GORDON Brown may have been trying on Tony Blair's mirthless grin for size this week, but it seems evident that the new British prime minister doesn't see the funny side of much.

Brown, reputedly the biggest brain in Westminster, kicked off a new series of features on Radio 4's Open Book in which famous readers pick their top five reads. As presenter Mariella Frostrup put it, he displayed a "positively Catholic" taste in literature.

His first choice was Unbowed, the autobiography of Kenyan environmental campaigner and Nobel prizewinner Wangari Maathai. He also likes the New Oxford Book of Eighteenth-Century Verse, and thinks Britons: forging the Nation 1707-1837 can restore a British person's pride in being British.

His only nods to fiction were Docherty, a tough, working-class Scottish novel set in the Depression, and the children's book The Snail and the Whale, which he presumably reads for the edification of someone smaller, needier and mentally feebler than himself.

Heavens, it looks as if they could be facing into a frightening new era of intellectual rectitude over there in Britain.

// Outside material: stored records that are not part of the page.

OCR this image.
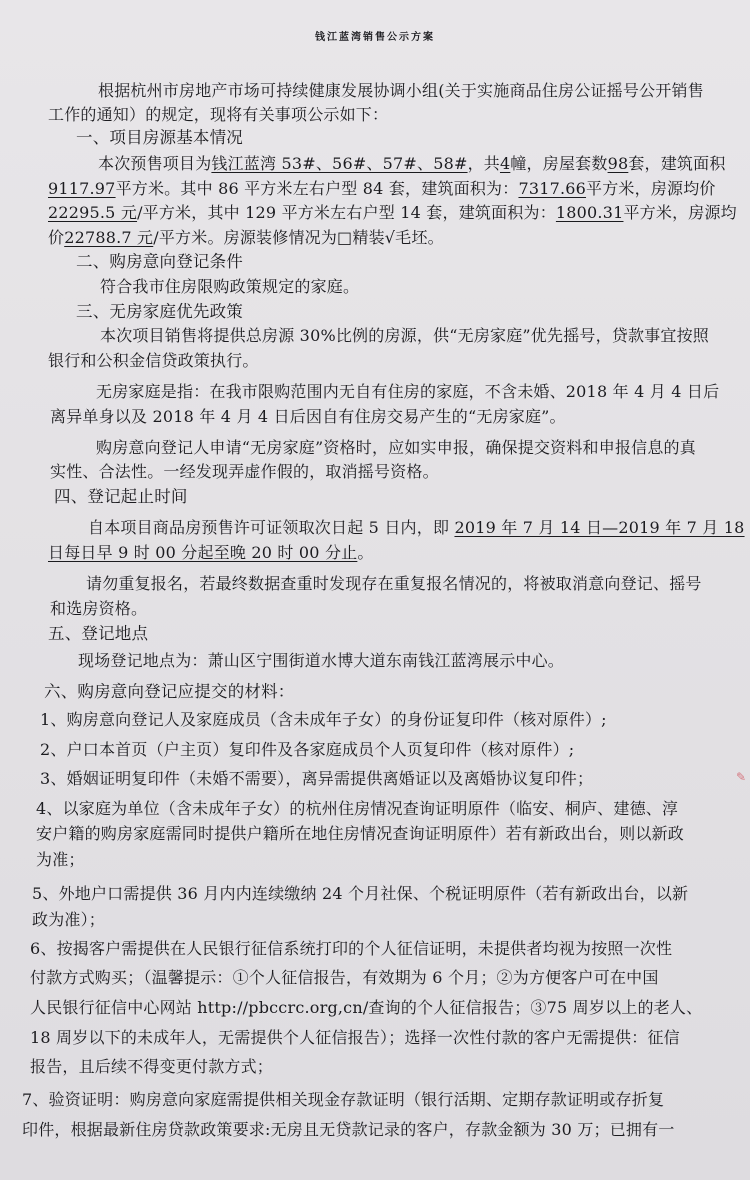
钱江蓝湾销售公示方案
根据杭州市房地产市场可持续健康发展协调小组(关于实施商品住房公证摇号公开销售
工作的通知）的规定，现将有关事项公示如下：
一、项目房源基本情况
本次预售项目为钱江蓝湾 53#、56#、57#、58#，共4幢，房屋套数98套，建筑面积
9117.97平方米。其中 86 平方米左右户型 84 套，建筑面积为：7317.66平方米，房源均价
22295.5 元/平方米，其中 129 平方米左右户型 14 套，建筑面积为：1800.31平方米，房源均
价22788.7 元/平方米。房源装修情况为□精装√毛坯。
二、购房意向登记条件
符合我市住房限购政策规定的家庭。
三、无房家庭优先政策
本次项目销售将提供总房源 30%比例的房源，供“无房家庭”优先摇号，贷款事宜按照
银行和公积金信贷政策执行。
无房家庭是指：在我市限购范围内无自有住房的家庭，不含未婚、2018 年 4 月 4 日后
离异单身以及 2018 年 4 月 4 日后因自有住房交易产生的“无房家庭”。
购房意向登记人申请“无房家庭”资格时，应如实申报，确保提交资料和申报信息的真
实性、合法性。一经发现弄虚作假的，取消摇号资格。
四、登记起止时间
自本项目商品房预售许可证领取次日起 5 日内，即 2019 年 7 月 14 日—2019 年 7 月 18
日每日早 9 时 00 分起至晚 20 时 00 分止。
请勿重复报名，若最终数据查重时发现存在重复报名情况的，将被取消意向登记、摇号
和选房资格。
五、登记地点
现场登记地点为：萧山区宁围街道水博大道东南钱江蓝湾展示中心。
六、购房意向登记应提交的材料：
1、购房意向登记人及家庭成员（含未成年子女）的身份证复印件（核对原件）;
2、户口本首页（户主页）复印件及各家庭成员个人页复印件（核对原件）;
3、婚姻证明复印件（未婚不需要），离异需提供离婚证以及离婚协议复印件；
4、以家庭为单位（含未成年子女）的杭州住房情况查询证明原件（临安、桐庐、建德、淳
安户籍的购房家庭需同时提供户籍所在地住房情况查询证明原件）若有新政出台，则以新政
为准；
5、外地户口需提供 36 月内内连续缴纳 24 个月社保、个税证明原件（若有新政出台，以新
政为准）；
6、按揭客户需提供在人民银行征信系统打印的个人征信证明，未提供者均视为按照一次性
付款方式购买；（温馨提示：①个人征信报告，有效期为 6 个月；②为方便客户可在中国
人民银行征信中心网站 http://pbccrc.org,cn/查询的个人征信报告；③75 周岁以上的老人、
18 周岁以下的未成年人，无需提供个人征信报告）；选择一次性付款的客户无需提供：征信
报告，且后续不得变更付款方式；
7、验资证明：购房意向家庭需提供相关现金存款证明（银行活期、定期存款证明或存折复
印件，根据最新住房贷款政策要求:无房且无贷款记录的客户，存款金额为 30 万；已拥有一
✎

Readers across the land will be hiding the new Harry Potter under the Chesterfield and whipping out The Works of John Knox instead.

Gruel Britannia.

On the whole, there was not nearly enough humour in the handover of power at Number 10.

Wednesday's News at One on RTE Radio 1 gestured at what might have been supposed to be comedy with an Ode to Tony Blair, written by the poet and broadcaster Ian McMillan, which wasn't at all funny.

"Tony, ta-ta, put your feet up, " it went. "Your 10 years have put years on me, and put years on you, and put years on us all, so settle yourself on your Belgravia settee." I wonder is that really the best he could do. Ten fertile, satire-forming years of Tony Blair, and all we get is a knowing reference to a prestigious address in SW1.

It took a special one-off edition of Down The Line on Radio 4 to lampoon the thing with some indispensable frivolity. (Down the Line, for those who haven't heard it, comes from the makers of the Fast Show and is a send-up radio phone-in which has been banged on about ad nauseam in this column.

Think Liveline but intentionally funny. ) 'Sandra' from Weston Super Mare rang in to give her view on Tony Blair's legacy and the future under Brown. "All I have to say is politics, schmolitics, " she said. "You know what I mean? Elections, schmelections. Voting, schmoting. Forget it. Tony Blair? Tony Schmlair. Legacy? Schmlegacy."

Another instantly recognisable caller was 'Chris Nibs', who respects "the Tonester" as a fellow musician. "The thing that really bothers Nibs is this business about the Tonester being George Bush's poodle, " he said. "America is the number one most powerful nation in the world. Who the ruddy hell should we be sucking up to? Bhutan? Wales?" Think you know him? Doesn't he impose himself on the Irish Times letters page now and then?

Then there was 'Alan' from Winchester. This man is all over Irish radio. "The new Labour government, Gordon Brown's new government, Tony Blair's government as was, I don't feel, I don't feel in any way, I have no feeling at all, that the new government, that is to say Gordon Brown's new government, is really . . . and let's face it, I think we all probably feel the same, you probably think the same as I do . . . that the new labour government, Gordon Brown's new government, Tony Blair's government as was, is really going to be significantly different."